Entre Emilie et l’arnaqueur, il existe peut-être une personne tierce, détenteur du compte bancaire belge sur lequel elle a transféré l’argent. Mais quel est le rôle de cette personne qu'on appelle "une mule" ? La mule réceptionne l’argent escroqué sur son compte et est chargé de l’envoyer à l’escroc contre une contrepartie. Même si elle est un intermédiaire, la mule peut être pénalement poursuivie car elle est responsable de son compte et de ce qui s’y passe. Elle est susceptible de devoir rembourser entièrement les victimes du montant escroqué.

Comment limiter le risque d’arnaque par usurpation d’identité ?

La police fédérale a recensé plus de 6000 cas d’usurpation d’identité, en ligne ou pas, en 2020. Il n’existe pas de statistiques concernant les montants extorqués.

Pour Olivier Bogaert, commissaire fédérale spécialiste de la cybercriminalité, les réseaux sociaux constituent un lieu privilégié pour récupérer toutes sortes de données qui permettront ensuite d’usurper une identité : "Les gens dispersent sur les réseaux sociaux abondement des informations sur leur vie personnelle comme leur âge, date de naissance, lieu de domicile, lieu de travail et leur fonction ou encore leur numéro de téléphone", dit-il.

Il insiste aussi sur le fait qu’il ne faut jamais donner via internet une photo ou une copie de sa carte d’identité. Il existe des mécanismes de contrôle sur les plateformes officielles comme le lecteur de carte bancaire ou d’identité. Le commissaire ajoute que l’application Itsme est un autre moyen d’identification tout à fait efficace et assez sûr.

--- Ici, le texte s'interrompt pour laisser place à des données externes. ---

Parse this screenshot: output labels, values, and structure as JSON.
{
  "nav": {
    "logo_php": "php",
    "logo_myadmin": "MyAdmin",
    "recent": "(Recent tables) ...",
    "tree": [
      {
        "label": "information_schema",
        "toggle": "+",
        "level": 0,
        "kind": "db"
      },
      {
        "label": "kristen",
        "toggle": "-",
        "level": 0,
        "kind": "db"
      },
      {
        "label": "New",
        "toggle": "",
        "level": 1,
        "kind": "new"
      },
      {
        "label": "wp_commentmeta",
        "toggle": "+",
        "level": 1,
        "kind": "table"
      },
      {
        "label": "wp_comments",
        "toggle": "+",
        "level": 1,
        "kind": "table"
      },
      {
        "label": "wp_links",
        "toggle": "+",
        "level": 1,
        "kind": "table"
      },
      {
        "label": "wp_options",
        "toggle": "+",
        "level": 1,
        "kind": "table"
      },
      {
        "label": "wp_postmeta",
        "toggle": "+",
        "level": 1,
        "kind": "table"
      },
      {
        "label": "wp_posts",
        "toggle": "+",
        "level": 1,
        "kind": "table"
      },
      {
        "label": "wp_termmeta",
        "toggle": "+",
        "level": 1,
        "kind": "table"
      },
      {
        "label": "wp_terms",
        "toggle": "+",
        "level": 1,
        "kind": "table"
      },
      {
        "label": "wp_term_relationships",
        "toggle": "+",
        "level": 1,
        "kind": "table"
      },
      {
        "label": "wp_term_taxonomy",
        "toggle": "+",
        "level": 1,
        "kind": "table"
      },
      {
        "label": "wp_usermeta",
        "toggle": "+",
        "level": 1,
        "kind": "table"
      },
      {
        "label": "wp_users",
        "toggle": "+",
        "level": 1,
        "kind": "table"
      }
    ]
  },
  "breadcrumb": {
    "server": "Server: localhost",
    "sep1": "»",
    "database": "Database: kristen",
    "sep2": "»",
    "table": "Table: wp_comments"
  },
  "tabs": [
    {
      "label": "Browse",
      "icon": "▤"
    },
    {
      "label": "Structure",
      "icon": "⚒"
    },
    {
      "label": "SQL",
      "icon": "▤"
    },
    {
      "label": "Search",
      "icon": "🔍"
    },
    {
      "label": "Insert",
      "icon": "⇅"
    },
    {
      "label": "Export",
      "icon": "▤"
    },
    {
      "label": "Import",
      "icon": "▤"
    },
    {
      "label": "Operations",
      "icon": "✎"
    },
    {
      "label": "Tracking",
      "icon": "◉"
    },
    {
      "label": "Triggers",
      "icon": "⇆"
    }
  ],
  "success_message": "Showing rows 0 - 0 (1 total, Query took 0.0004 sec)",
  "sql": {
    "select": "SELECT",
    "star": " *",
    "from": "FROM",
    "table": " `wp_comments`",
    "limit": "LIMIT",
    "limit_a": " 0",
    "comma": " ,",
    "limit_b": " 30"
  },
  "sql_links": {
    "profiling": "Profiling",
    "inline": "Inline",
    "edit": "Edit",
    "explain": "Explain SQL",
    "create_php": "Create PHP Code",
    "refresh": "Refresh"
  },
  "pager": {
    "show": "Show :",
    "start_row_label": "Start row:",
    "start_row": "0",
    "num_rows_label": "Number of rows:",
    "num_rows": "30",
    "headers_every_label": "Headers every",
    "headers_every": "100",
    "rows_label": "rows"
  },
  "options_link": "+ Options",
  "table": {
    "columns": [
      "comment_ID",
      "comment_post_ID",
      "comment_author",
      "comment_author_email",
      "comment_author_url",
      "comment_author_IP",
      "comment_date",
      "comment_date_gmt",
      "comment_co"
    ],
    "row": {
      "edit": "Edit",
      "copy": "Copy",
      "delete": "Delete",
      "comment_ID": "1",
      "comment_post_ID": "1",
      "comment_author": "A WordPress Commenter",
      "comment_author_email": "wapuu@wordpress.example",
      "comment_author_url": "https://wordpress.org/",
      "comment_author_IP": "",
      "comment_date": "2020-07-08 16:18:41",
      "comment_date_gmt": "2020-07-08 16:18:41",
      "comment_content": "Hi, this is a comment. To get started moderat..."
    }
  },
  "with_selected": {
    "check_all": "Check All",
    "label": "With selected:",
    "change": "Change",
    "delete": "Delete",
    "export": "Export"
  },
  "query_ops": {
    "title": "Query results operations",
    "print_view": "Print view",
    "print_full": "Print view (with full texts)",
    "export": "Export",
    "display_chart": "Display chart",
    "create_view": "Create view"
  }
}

Enfin, dans le cas d’une recherche d’un bien pour vos vacances, Olivier Bogaert livre une astuce : "Si vous recevez les photos du bien en location, téléchargez-les sur votre bureau. Ensuite allez dans Google images et cliquez sur l’icône appareil photo dans la barre de recherche. Ensuite importez les photos du bien téléchargés précédemment. Selon les résultats que Google affichera, vous pourrez vérifier si les photos ont été prises à partir d’internet et détournées, si tel est le cas, il s’agit surement une arnaque."